The complex nature of microbial genetic variability means that in practice one has to use a number of software tools to preprocess genomes prior to the actual statistical association analysis. These tools have each a number of quirks and informal best practices, and very often one needs to write a small script to connect the output of one tool to the input of the next one in the so-called “software pipeline”. On top of these diffilcuties, very rarely the “raw” output of the association analysis provides the information that user needs. Most commonly a user would want to know: 1) which genes are associated with a given phenotype, and 2) is there a biological process that is overrepresented in the gene list?

These are the problems that our pipeline hopes to solve! We used the popular Snakemake workflow management system to connect each individual step of the typical end-to-end microbial GWAS analysis, including a number of downstream analyses to provide the users with an annotated gene list.

As you can see from the simplified scheme above, the pipeline carries out all of the work needed to go from annotated genome assemblies and a phenotype table to annotated results and diagnostic plots. We even leverage Snakemake’s support for conda to automate the cumbersome (and frankly irritating) process of installing and insulating individual tools.

As we want to make this pipeline sustainable in medium term, we have also added a small test dataset to speed up the developing process; we hope that young and eager researchers in the microbial bioinformatics community will be interested in contributing to maintain the pipeline and implement new features.

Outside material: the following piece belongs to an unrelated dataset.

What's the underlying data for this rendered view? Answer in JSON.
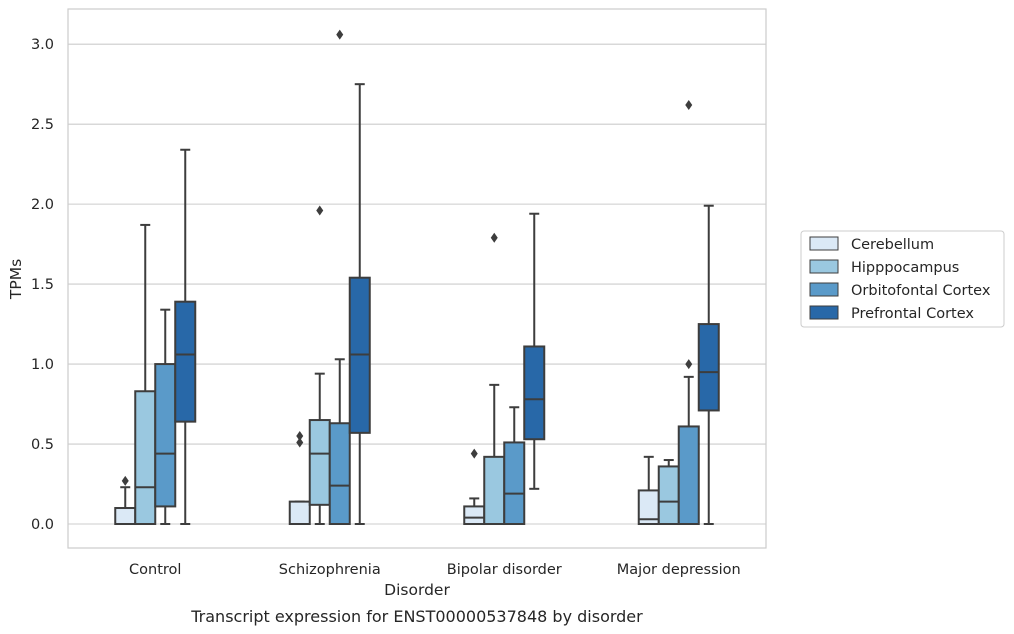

More information about the four (4!) sets of genetic variants that are used in five (5!) distinct associations tests can be found in the preprint, as well as in the online documentation.

Last month Dilfuza successfully defend her PhD dissertation from the questions of her two examiners: Ana Rita Brochado and Dan Depledge.

Congratulations to her for pulling this off and be the first PhD student to graduate from our lab!

We are very happy to report that the first PhD thesis from the lab has been submitted this month! With just one day to spare before the deadline (as it should be 😅), Dilfuza has submitted her thesis to the ZIB office. Now we wait for the public defense in June.

In other news, last month Adam has officially left the lab to take an exciting new job as a postdoc in the lab of Craig MacLean at the University of Oxford. Luckily Adam made a big push before leaving and finished some large scale experiments thanks to his usual stamina, which will be missed!

Congratulations to Dilfuza and Adam for these exciting news!